You know how you'd get all these strange stares or hand-covered whispers, outright impatient outbursts even, right in front of your face when you've just done something deemed unacceptable by the rest of the world at large?
That very amusing and perhaps embarrassing yet irritating and frustrating kind of feeling that you are, once again, at odds with the world?
I am not the provocative type, but perhaps due to my eccentric and idiosyncratic nature, submissively passive as I used to be, I often find myself under siege.
It's all harmless really, reactions vary from being the subject of jokes to point-blank questionings.
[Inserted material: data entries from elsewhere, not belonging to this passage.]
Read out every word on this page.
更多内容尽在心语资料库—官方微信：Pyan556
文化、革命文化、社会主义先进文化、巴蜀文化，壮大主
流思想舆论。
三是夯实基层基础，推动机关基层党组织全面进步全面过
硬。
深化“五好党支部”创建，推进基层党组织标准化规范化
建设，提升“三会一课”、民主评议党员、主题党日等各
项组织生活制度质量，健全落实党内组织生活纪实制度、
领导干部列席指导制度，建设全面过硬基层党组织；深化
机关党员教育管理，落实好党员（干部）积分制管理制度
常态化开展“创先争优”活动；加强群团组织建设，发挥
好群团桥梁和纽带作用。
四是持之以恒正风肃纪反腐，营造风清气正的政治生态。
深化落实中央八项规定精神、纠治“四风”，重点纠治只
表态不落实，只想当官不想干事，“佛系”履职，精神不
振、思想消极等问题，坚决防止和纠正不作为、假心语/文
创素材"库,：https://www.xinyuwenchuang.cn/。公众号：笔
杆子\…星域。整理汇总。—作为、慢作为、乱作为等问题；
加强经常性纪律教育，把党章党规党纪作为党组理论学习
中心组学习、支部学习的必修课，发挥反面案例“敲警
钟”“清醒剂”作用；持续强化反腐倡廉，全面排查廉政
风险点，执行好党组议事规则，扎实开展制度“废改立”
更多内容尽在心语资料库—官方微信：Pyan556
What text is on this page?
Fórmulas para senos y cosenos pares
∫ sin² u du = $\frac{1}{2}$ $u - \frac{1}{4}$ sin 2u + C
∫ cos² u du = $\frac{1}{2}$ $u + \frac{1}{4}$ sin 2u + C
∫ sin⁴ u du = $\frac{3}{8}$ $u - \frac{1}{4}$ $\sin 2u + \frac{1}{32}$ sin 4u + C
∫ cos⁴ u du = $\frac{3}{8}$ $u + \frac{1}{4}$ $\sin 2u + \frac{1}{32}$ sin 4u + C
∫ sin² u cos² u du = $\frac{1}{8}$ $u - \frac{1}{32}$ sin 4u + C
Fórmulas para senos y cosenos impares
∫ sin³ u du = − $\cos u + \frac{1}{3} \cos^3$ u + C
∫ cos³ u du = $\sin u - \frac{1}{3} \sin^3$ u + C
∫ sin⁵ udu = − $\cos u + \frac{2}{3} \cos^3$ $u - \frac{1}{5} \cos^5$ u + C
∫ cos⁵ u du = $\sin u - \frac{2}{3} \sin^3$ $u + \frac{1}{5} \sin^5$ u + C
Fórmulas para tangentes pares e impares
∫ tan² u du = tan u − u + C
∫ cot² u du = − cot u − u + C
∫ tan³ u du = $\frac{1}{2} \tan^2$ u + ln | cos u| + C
Not the kind of attention that one would crave for, but it's still b-e-a-r-a-b-l-e.
Sometimes it does get out of hand though.
As I gradually transition myself from the submissively passive me to the initiatively affable me (cough), somewhere in between, there are these awkward phases where I utter or do things that do not necessarily convey what I actually want to express.
Hence misunderstandings arise.
People get offended and utter or do things that they themselves would regret.
Provided that they realize that some of things they utter or do don't really make sense and are pretty offensive as well as defensive themselves.
Most of the time they don't realize. Seriously.
I believe I am not exempted from such errors as well if the tables are turned.
So who am I to judge?
I eventually chose to forgive and let go.
With or without apologies.
It's actually a big blow to my ego, I'd say, but in retrospect it's the best gift I'd ever given myself. That kind of happiness and freedom is remarkable.. And priceless.
I am definitely no saint. Frankly speaking, I was very hurt and disappointed yet I couldn't bring myself to voice anything out further because I knew it would only make matters worse. Fortunately I had a strong support system in the form of people who are patient enough to hear me out and understand me, whether or not they supported what I did or said.
And I thank myself for continuously striving to educate and train myself in the realms of personal development and self-realization. That I never gave up on myself.
I choose to focus on the larger picture, in creating a better world for myself, especially for future generations. Mindset is key.
And everything, everything begins with me, from little things like these.
I may be clumsy and make loads of mistakes along the way but deep down in my heart, I know I'm on the right path.